Less than five years ago, Turner, now 52, starred on Broadway as Mrs. Robinson in a dramatic version of "The Graduate," the 1967 movie. For a celebrated 20 seconds, she stood naked onstage. Those days are behind her. But on the morning after the "Virginia Woolf" rehearsal, in a quiet hotel coffee shop, Turner let out a lusty laugh when asked what it's like to play the Wife from Hell.

"I read the play when I was about 20, and I loved Martha, the excitement, the recklessness, the pathos, the tragedy of her," she said. "And I thought, 'OK, when I'm 50, this will be my role.' " Years later, she had gained a keener insight into the character's psychology, and although Turner was initially terrified to take on such an iconic part, "I really did think I was the one to do the role, that I am the one to do it."

She has big shoes to fill. Uta Hagen played Martha memorably in the original cast; Colleen Dewhurst led a highly praised 1976 revival in New York, and Elizabeth Taylor won an Oscar for her performance in the 1966 film. But Albee says Turner's performance is stellar: "She reminds me of Uta Hagen," he said by phone. "They both got the essence of Martha -- the intelligence, the toughness, the irony, the self-deception. And I think Kathleen has a bit more humor than Uta did."

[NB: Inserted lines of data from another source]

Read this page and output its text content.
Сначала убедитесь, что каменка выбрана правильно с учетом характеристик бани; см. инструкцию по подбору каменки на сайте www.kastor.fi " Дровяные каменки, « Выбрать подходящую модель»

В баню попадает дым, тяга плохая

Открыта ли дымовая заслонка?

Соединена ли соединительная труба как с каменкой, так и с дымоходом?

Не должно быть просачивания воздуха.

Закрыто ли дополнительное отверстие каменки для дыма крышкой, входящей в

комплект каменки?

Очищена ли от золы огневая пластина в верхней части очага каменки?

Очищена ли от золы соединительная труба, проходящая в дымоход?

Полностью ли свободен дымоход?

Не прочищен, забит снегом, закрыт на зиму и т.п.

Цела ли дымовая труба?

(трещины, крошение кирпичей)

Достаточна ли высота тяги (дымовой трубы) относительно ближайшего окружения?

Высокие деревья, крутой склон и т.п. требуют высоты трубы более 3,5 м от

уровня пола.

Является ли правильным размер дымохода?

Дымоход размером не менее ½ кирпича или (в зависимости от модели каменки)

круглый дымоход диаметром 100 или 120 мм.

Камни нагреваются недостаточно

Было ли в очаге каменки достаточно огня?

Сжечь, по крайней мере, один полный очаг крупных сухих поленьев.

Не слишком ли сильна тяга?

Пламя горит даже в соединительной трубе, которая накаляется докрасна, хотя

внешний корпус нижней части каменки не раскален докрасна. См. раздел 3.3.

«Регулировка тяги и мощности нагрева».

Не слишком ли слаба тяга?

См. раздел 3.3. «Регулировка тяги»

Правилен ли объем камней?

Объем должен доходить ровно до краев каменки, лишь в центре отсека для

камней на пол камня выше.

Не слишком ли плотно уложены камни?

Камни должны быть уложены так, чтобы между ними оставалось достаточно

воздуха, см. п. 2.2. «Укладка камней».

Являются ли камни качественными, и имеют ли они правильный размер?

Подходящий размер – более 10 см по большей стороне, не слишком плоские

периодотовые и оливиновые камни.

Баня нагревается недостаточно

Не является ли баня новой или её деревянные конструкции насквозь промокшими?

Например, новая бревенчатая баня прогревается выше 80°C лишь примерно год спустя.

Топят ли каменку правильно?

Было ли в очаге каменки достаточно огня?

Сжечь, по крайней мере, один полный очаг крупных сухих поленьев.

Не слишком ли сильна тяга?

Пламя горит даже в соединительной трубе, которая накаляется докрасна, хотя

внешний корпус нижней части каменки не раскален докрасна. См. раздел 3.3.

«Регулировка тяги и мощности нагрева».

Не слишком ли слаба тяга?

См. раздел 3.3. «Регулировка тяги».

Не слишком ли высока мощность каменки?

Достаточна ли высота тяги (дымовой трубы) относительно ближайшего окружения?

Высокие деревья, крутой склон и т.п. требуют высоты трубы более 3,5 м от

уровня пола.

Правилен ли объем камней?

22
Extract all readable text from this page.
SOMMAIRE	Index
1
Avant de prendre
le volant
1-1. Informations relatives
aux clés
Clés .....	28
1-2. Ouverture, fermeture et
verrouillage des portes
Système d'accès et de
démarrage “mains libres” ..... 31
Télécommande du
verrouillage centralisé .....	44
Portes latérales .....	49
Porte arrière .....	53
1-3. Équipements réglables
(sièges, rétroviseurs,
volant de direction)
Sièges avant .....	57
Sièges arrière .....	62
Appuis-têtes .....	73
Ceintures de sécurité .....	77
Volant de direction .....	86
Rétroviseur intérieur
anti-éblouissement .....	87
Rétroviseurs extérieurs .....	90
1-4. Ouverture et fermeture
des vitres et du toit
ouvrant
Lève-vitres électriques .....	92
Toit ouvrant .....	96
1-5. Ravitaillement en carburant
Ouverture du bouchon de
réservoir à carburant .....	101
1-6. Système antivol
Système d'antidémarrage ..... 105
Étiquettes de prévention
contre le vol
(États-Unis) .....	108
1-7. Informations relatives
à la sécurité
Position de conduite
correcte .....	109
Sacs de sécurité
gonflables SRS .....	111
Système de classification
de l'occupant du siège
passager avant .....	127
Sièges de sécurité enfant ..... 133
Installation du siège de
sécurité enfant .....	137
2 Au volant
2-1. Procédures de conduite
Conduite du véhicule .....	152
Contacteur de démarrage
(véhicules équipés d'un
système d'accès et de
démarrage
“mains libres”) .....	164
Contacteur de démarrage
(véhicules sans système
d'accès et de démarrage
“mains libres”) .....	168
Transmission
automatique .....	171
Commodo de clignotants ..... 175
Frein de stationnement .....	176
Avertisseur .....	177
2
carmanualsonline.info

Comedy is a key weapon for Martha, and it also serves Turner well in real life. Unlike other former ingenues -- who rail against Hollywood's scorn for older actresses -- the star of "Romancing the Stone," "Prizzi's Honor" and "Peggy Sue Got Married" happily thumbs her nose at the film biz. She scoffs at the notion that men in their 50s and 60s can star with younger women, while mature actresses are put out to pasture.

Indeed, Turner has just won two prestigious acting awards for the recently concluded British run of "Virginia Woolf" -- the London Evening Standard award and the London Critics' Circle award -- and she's a finalist for this year's Olivier. And she was nominated for a Tony in the 2005 Broadway revival.

All of this is a source of immense pride. While Turner insists she's not bitter about a box office career that has noticeably slowed, she talks caustically about Tinseltown and the reception she expects when "Virginia Woolf" opens.